Alexandre Garcia
Alguns
furibundos senhores, vez por outra, aparecem na imprensa, em cruzada de resgate
da Língua Portuguesa no Brasil que, segundo eles estaria sendo tragada pelo
Inglês. E citam como exemplo palavras da informática, como on line, delete, ou
nomes de estabelecimentos comerciais (um dia fui à Churrascaria Spettu’s e,
como precisava entrevistar o dono, perguntei pelo Senhor Spettu. Eles acharam
graça), eventos como Rock in Rio, termos do cotidiano de empresas como stand
by, turn over and so on.
Mas
não é aí que se esconde o perigo. No mais popular dos esportes, por exemplo,
ninguém chegou ao cúmulo do ludopédio; embora tenha ficado futebol, o soccer não ameaça nossa defesa. Mesmo
porque Barbosa e Oberdan eram goalkeepers e hoje Tafarel é goleiro.

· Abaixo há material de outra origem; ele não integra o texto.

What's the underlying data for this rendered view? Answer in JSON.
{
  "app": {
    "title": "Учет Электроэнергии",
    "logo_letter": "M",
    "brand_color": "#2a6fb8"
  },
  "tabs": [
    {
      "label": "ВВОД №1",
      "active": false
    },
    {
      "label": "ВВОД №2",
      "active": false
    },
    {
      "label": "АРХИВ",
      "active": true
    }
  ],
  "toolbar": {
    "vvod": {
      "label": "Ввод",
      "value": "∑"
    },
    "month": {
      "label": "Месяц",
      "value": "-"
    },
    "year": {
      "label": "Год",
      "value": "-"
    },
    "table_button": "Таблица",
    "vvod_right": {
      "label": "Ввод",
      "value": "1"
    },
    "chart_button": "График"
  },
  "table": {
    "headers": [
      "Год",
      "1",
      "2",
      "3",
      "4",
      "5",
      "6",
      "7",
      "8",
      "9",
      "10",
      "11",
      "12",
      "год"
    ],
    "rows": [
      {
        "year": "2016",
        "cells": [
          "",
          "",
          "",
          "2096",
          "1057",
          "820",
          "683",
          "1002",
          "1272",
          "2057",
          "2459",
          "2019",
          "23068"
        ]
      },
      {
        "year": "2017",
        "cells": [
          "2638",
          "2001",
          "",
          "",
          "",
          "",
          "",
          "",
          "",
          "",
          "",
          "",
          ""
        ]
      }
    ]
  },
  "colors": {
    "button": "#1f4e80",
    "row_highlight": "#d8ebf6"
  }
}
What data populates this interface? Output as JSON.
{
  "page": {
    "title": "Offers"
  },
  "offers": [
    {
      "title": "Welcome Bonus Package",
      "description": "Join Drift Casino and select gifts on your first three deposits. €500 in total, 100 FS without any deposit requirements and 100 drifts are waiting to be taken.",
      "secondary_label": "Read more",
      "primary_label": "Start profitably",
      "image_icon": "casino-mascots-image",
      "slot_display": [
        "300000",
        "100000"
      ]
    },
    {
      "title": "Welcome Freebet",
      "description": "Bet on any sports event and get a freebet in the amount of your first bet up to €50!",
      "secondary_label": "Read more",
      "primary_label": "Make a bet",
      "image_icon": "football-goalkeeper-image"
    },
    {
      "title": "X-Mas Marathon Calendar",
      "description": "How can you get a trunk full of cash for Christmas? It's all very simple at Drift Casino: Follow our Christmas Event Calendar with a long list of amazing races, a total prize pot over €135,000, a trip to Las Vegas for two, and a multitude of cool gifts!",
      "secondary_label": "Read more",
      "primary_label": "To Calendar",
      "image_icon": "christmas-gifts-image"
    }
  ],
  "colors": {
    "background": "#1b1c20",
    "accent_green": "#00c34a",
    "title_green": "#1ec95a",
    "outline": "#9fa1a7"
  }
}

Ademir era centerforward; hoje só existe centroavante e o juiz não é
mais referee. Como se vê, onde somos melhores, nos impomos.
Quem
está atacando a Língua não são os anglófilos. Há uma quinta-coluna aqui dentro
mesmo para enfraquecer a última flor do Lácio inculta e bela. Como línguas são
seres vivos, que crescem e se transformam, elas precisam estar em constante
enriquecimento. A Língua Portuguesa no Brasil, por causa dessa quinta-coluna,
está se empobrecendo. E não é apenas o caso de chamar cada coisa de coisa, e
não pelo seu nome apropriado, como sugeria Carlos Lacerda. Nem parar de dizer
para apenas falar. E ficar com o vocabulário tão pobre, tão
limitado, que se repetem apenas os chavões da moda para significar tudo. E se
repetem, paradoxalmente, para se posar de intelectual — o que Freud ainda no kindergarten de Viena já esplicaria.
Fico
me perguntando, por exemplo, de onde é que as pessoas tiraram a moda do colocar,
que serve para tudo. Até galinha já está colocando ovo. Quando
alguém, numa reunião, pede licença para fazer uma colocação, fico com
vontade de remetê-lo ao banheiro mais próximo para que possa colocar. Nos
palácios de Brasília, passam o dia fazendo colocações. O pior é que nas escolas e faculdades
também. Esse abominável colocar socorre a pobreza vocabular dos que não
sabem dizer, nem pôr, nem botar, nem expor, nem explicar,
nem ponderar. Depois do reinado do a nível de, que hoje já
provoca sorrisos pelo seu ridículo, veio o enquanto. Quando uma
militante grita, no microfone, ‘eu enquanto mulher”, a imagino prestes a
uma cirurgia para mudança de sexo. Pior ainda é “o brasileiro, enquanto povo”.
Alguém quer traduzir essa língua para mim?
Depois
que alguém importou das aulas de matemática o em função de, os
repórteres de rádio acharam bonito e aboliram o singelo por causa de. Cada
vez que ouço que alguém morreu em função de uma bala perdida lembro do meu
professor de Matemática demonstrando um teorema. Coitado do por causa de!
Por
ser simples e claro, ainda passou a ser atacado pelo por conta de. Abro o jornal e leio que um senador
teve intoxicação por conta de um jantar de que participou. Deve ser por
pãodurismo. Se é por conta é porque ele pagou o jantar a contragosto.
Alguém, nas faculdades de jornalismo, por favor, quer ressuscitar as regrinhas
básicas da clareza e da simplicidade na escrita? Nessas faculdades, por certo,
ainda se aprende que as notícias mais quentes são de fatos que acontecem. Ou
seja, o que é imprevisto, surpreendente, fortuito. Uma reunião que está marcada
não acontece. Ela se realiza. A reunião acontece só quando as pessoas se
encontraram por acaso e improvisaram uma reunião.